Yoongi sospirò. «Dammi un paio di ore e sono a casa tua» disse prima di riattaccare.

*

«Avevano ragione loro: sono un frocio» Le mani di Yoongi tremavano, tremavano così tanto che Taehyung ebbe l'impulso di prenderle tra le sue. Ma non lo fece.

«Il proprio orientamento sessuale non è un colpa, o una vergogna» rispose Taehyung, aggrottando le sopracciglia.

«Ci eravamo promessi che avremmo parlato di ogni cosa e io non ti ho mai parlato di... questa cosa» continuò il maggiore.

«Non eri obbligato a farlo. Non si è obbligati a fare coming out. Penso che sia sbagliato credere che una persona sia etero se non fa coming out» lo rassicurò Taehyung.

Yoongi lo guardò, i capelli scuri ricadevano sul suo viso ed i suoi profondi occhi lo studiavano. «Tu... lo sapevi?» chiese.

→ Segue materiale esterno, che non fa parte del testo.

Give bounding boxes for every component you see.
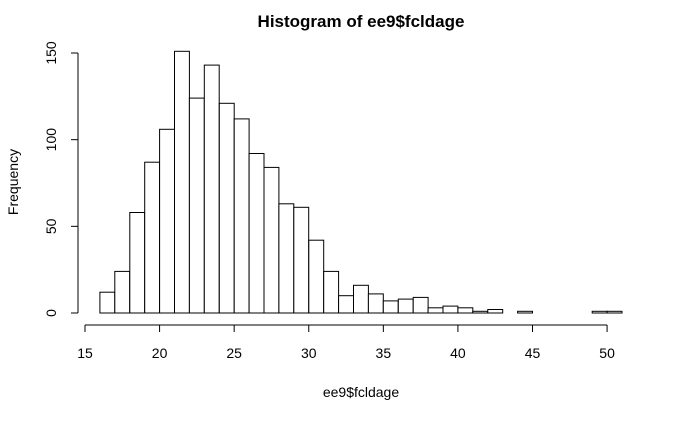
histogram-bar <box>472 310 489 314</box>
y-axis-label: Frequency <box>5 149 21 215</box>
histogram-bar <box>144 161 161 314</box>
histogram-bar <box>323 270 340 314</box>
y-axis: 0 50 100 150 <box>43 41 79 317</box>
histogram-bar <box>427 307 444 314</box>
x-tick-label: 20 <box>152 345 168 361</box>
histogram-bar <box>442 305 459 314</box>
histogram-bar <box>606 310 623 314</box>
x-tick-label: 35 <box>376 345 392 361</box>
histogram-bar <box>159 128 176 314</box>
histogram-bar <box>114 270 131 314</box>
y-tick-label: 150 <box>43 41 59 65</box>
histogram-bar <box>99 291 116 314</box>
x-tick-label: 30 <box>301 345 317 361</box>
histogram-bar <box>263 166 280 314</box>
y-tick-label: 0 <box>43 309 59 317</box>
histogram-bar <box>353 284 369 314</box>
x-tick-label: 45 <box>525 345 541 361</box>
histogram-bar <box>338 295 355 314</box>
histogram-bar <box>218 102 235 314</box>
chart-title: Histogram of ee9$fcldage <box>258 12 465 31</box>
bars-group <box>99 50 623 314</box>
histogram-bar <box>517 310 533 314</box>
x-tick-label: 40 <box>450 345 466 361</box>
histogram-bar <box>203 64 220 314</box>
histogram-bar <box>308 239 325 314</box>
y-tick-label: 100 <box>43 128 59 152</box>
histogram-bar <box>248 153 265 314</box>
histogram-bar <box>412 296 429 314</box>
histogram-bar <box>382 300 399 314</box>
x-tick-label: 50 <box>599 345 615 361</box>
histogram-bar <box>129 212 146 314</box>
x-axis-label: ee9$fcldage <box>323 384 400 400</box>
histogram-bar <box>174 50 190 314</box>
x-axis: 15 20 25 30 35 40 45 50 <box>77 324 615 361</box>
histogram-bar <box>233 118 250 314</box>
histogram-bar <box>367 293 384 314</box>
histogram-bar <box>293 206 310 314</box>
histogram-bar <box>457 307 474 314</box>
histogram-bar <box>591 310 608 314</box>
x-tick-label: 15 <box>77 345 93 361</box>
y-tick-label: 50 <box>43 218 59 234</box>
histogram-bar <box>397 298 414 314</box>
histogram-bar <box>278 203 295 314</box>
x-tick-label: 25 <box>226 345 242 361</box>
histogram-bar <box>188 97 205 314</box>
histogram-bar <box>487 309 504 314</box>
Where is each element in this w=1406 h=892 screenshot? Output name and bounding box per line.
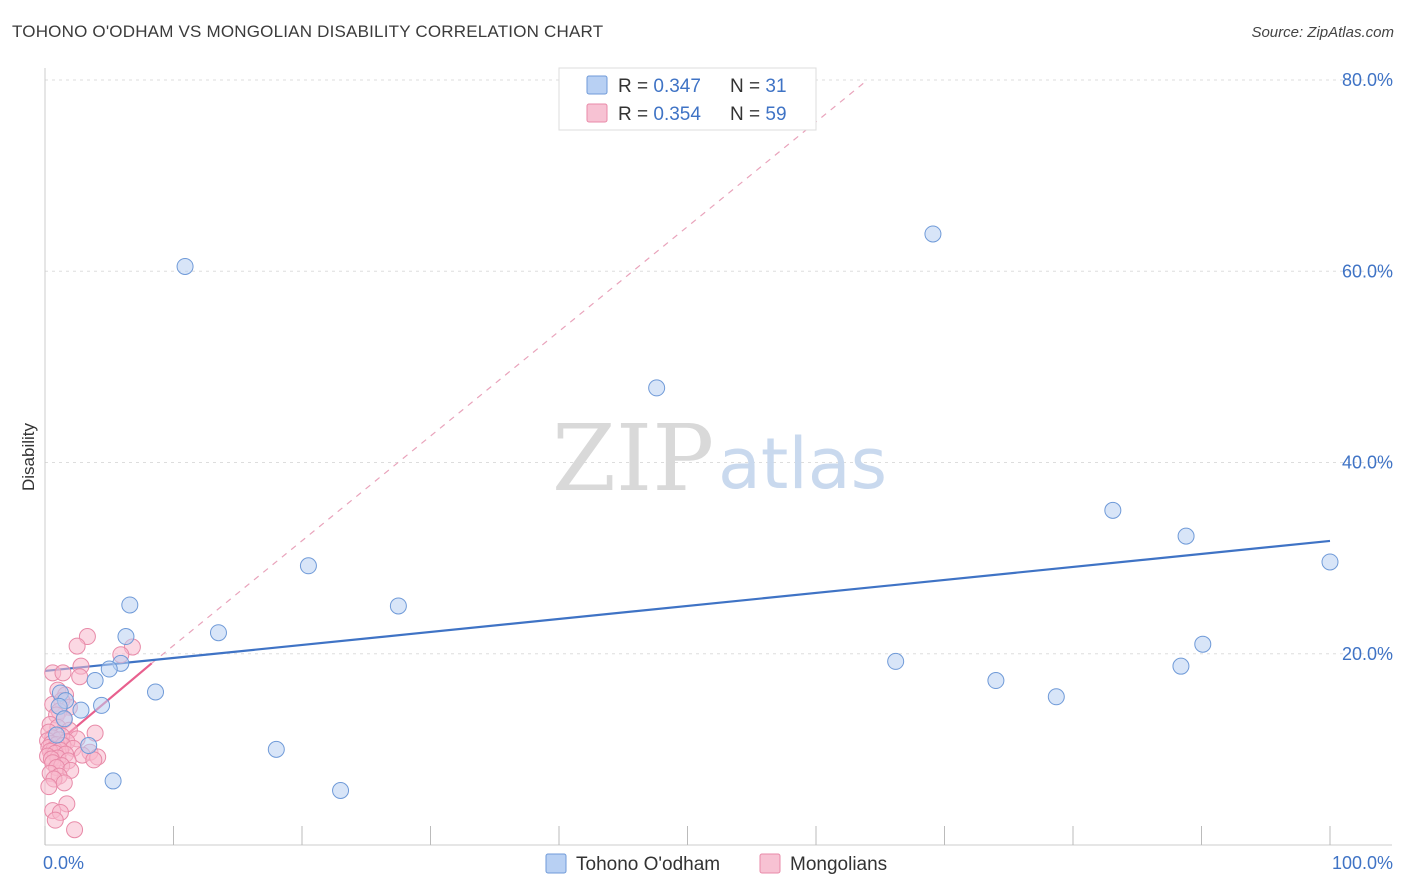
point-mongolians-53 [40, 778, 58, 796]
series-label-mongolians: Mongolians [790, 854, 887, 875]
point-tohono-18 [147, 683, 165, 701]
point-mongolians-57 [66, 821, 84, 839]
x-tick-label-1: 100.0% [1332, 853, 1393, 873]
point-mongolians-6 [54, 664, 72, 682]
watermark-zip: ZIP [552, 405, 714, 512]
point-mongolians-1 [68, 637, 86, 655]
point-tohono-16 [86, 672, 104, 690]
legend-r-label-2: R = [618, 104, 653, 125]
legend-r-label-1: R = [618, 76, 653, 97]
point-tohono-15 [1172, 657, 1190, 675]
y-tick-label-0: 20.0% [1342, 644, 1393, 664]
point-tohono-3 [1104, 501, 1122, 519]
trend-line-tohono [44, 539, 1331, 673]
point-tohono-29 [55, 710, 73, 728]
point-tohono-5 [1321, 553, 1339, 571]
point-tohono-4 [1177, 527, 1195, 545]
point-tohono-28 [332, 781, 350, 799]
y-tick-label-2: 60.0% [1342, 261, 1393, 281]
point-tohono-10 [117, 628, 135, 646]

«No, come potevo saperlo? Yoongi, il punto non è questo. È normale essere etero. Essere gay. Anche non volersi etichettare. Capisci?» Lo osservò, vedendolo stringersi nella sua grande felpa.

Poi scosse la testa. «No no no no. Tu non capisci. I miei genitori mi uccideranno. Devo andare via, Taehyung. Non posso rimanere qua» disse.

Al che il cuore di Taehyung si frantumò rumorosamente nella sua cassa toracica. «Non puoi lasciarmi» disse a denti stretti, cercando di trattenere la rugiada che minacciava di sgorgare dai suoi occhi.

«Non puoi farlo» sussurrò ancora, poggiando una mano sul pallido viso di Yoongi. Si sporse verso di lui lentamente, poggiando le labbra inesperte sulle sue. Un bacio che sapeva di decine di crepe sul suo cuore.

«Perché mi baci, Taehyung?» gli chiese Yoongi, poggiando la fronte sulla sua.

«Perché voglio farlo» rispose lui prima di lasciare altri candidi baci sulle sue labbra. E poi sulle sue guance e sul suo mento. Sul suo collo. Sulla sua mandibola.

«Cosa posso fare per farti restare? Posso fare tutto quello che vuoi, te lo giuro su Dio» La voce di Taehyung si ruppe.

«No, non posso restare qua»
«Fammi venire con te!»
«Non posso, lo capisci questo?».

Silenzio. Yoongi in risposta ricevette solo silenzio, perché il petto di Taehyung si era riempito di vuoto. Nemmeno Yoongi riconosceva la bellezza della conoscenza di sé stessi. Erano affini. E due poli opposti.

Quando il suo migliore amico si alzò dal suo letto, Taehyung stringeva ancora il suo polso. Esitavano, respirando affannosamente. Poi il più giovane si alzò, raggiungendolo ancora una volta.

Le loro labbra si scontrarono così ferocemente da far male. Furono sospiri rumorosi, schiocchi liquidi e bagnati, la danza dannata delle loro lingue che si scoprivano per la prima volta. E, soprattutto, unghie che scavavano sulla pelle, mani che s'intrufolavano sotto i vestiti. Era doloroso.

Eppure non importava, poiché quel dolore era l'unica cosa reale che era rimasta ad entrambi. Le loro mani cercavano i punti debole delle loro pelli e le loro labbra quelli delle loro anime.

Taehyung non ne aveva mai abbastanza. E non voleva averne abbastanza. Voleva tutto il tempo del mondo per baciare Yoongi.

Si staccarono in uno schiocco rumoroso, dopo solo silenzio, persino New Orleans si era ammutolita. «Se nemmeno questo basta a farti restare, va'» sussurrò Taehyung.

Yoongi lasciò un ultimo bacio sulle sua labbra, prima di sparire.

Taehyung scivolò a terra sulle ginocchia, consapevole di aver perso l'ultima cosa buona della sua vita. Il sole splendeva così maledettamente tanto da bruciare sulla sua pelle.

«Ti ho già perdonato».

*

okay. ce l'ho fatta. ho pianto tantissimo mentre scrivevo questo capitolo. ma ce l'ho fatta.